Paul Keating slams Penny Wong for speaking in ‘platitudes’ on China
Paul Keating has escalated his attacks on Penny Wong, accusing her of speaking in ‘platitudes’ and ‘failing to add one iota of substance’ to ensuring peace between China and the US.
Paul Keating has escalated his attacks on Foreign Minister Penny Wong, accusing her of speaking in “platitudes” and “failing to add one iota of substance” to the task of ensuring peace between China and the US.
The pro-China former prime minister issued a blistering statement on Monday after a National Press Club address by Senator Wong in which she suggested Mr Keating wanted Australia to “attach ourselves” to a “hegemonic China”, as Menzies had sought to tie Australia to Britain.
Senator Wong also echoed Anthony Albanese’s response to a speech by Mr Keating in March, saying the Labor luminary had “diminished” his legacy in his attack on the government’s Pacific diplomacy.
Mr Keating said: “I never expected more than platitudes from Penny Wong’s press club speech and, as it turned out, I was not disappointed.”
He said Senator Wong was “unable to nominate a single piece of strategic statecraft by Australia that would attempt a solution” for tensions between China and the US.
Mr Keating also accused Senator Wong, who refused to “engage in speculation” about regional flashpoints including Taiwan, of “refusing to talk about the very power issue which threatens the region’s viability”.
Senator Wong said in her speech that Australia needed to work diplomatically, backed by military deterrence, to uphold a strategic equilibrium in the region “where no country dominates, and no country is dominated”.
“There have been those throughout Australia’s history who thought our foreign policy should simply be to attach ourselves to a great power,” she said.
“Now some imply that we should attach ourselves to what they anticipate will be a hegemonic China.”
She also blasted critics of the US, saying the Indo-Pacific would not have enjoyed such a long period of prosperity without America’s security guarantee for the region.
Mr Keating responded by accusing Senator Wong of “speaking platitudinally” about maintaining the balance of power “but having not a jot of an idea as to how this might be achieved”.

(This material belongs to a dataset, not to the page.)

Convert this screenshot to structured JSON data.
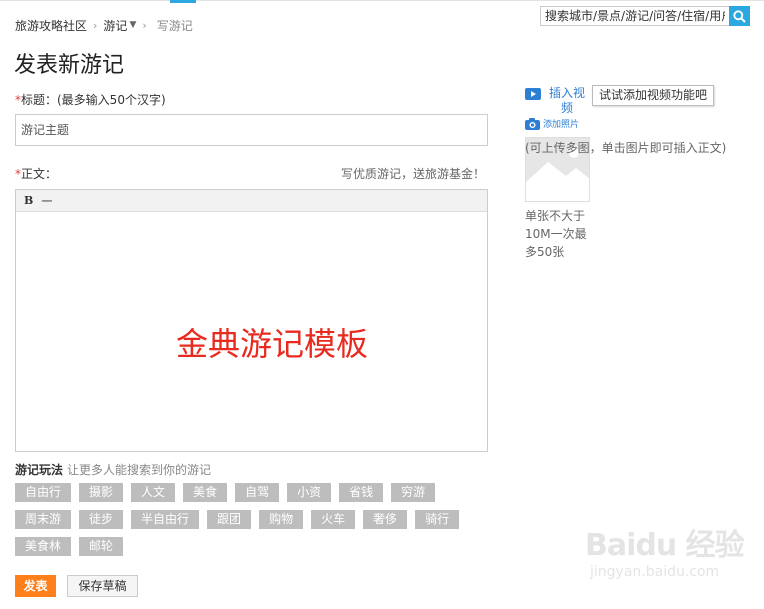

“She told us she will turn her back on reality, speaking only in terms of ‘lowering the heat’ and the ‘benefit from a strategic equilibrium’, without providing one clue, let alone a policy, as to how that might be achieved,” he said.
“Never before has a Labor government been so bereft of policy or policy ambition.”
While Senator Wong urged against making “binary” choices, Mr Keating said she had done just that by “extolling the virtues of the US” as the region’s central power.
In an address to the National Press Club in March, Mr Keating attacked Senator Wong’s diplomacy in the region, describing her and Defence Minister Richard Marles as “two seriously unwise ministers”.
“Let me just make this point. Running around the Pacific Islands with a lei around your neck handing out money, which is what Penny does, is not foreign policy,” he said at the time.
The Prime Minister responded, saying Mr Keating’s remarks “diminish him”.
In her address on Monday, Senator Wong said Australia would not allow the trans-Pacific free-trade agreement’s high standards to be eroded as China lobbies to be accepted to the exclusive trading bloc.
She said the Albanese government’s relations with Beijing were underpinned by the fact that “China is going to keep being China”, and that the authoritarian state would use all of its tools of statecraft to maximise its own advantage.
Scott Morrison warned when he was prime minister that China has little hope of gaining entry to the CPTPP.
Meanwhile, Mr Albanese on Monday said “subject to logistical arrangements”, he would attend the NATO summit in Lithuania.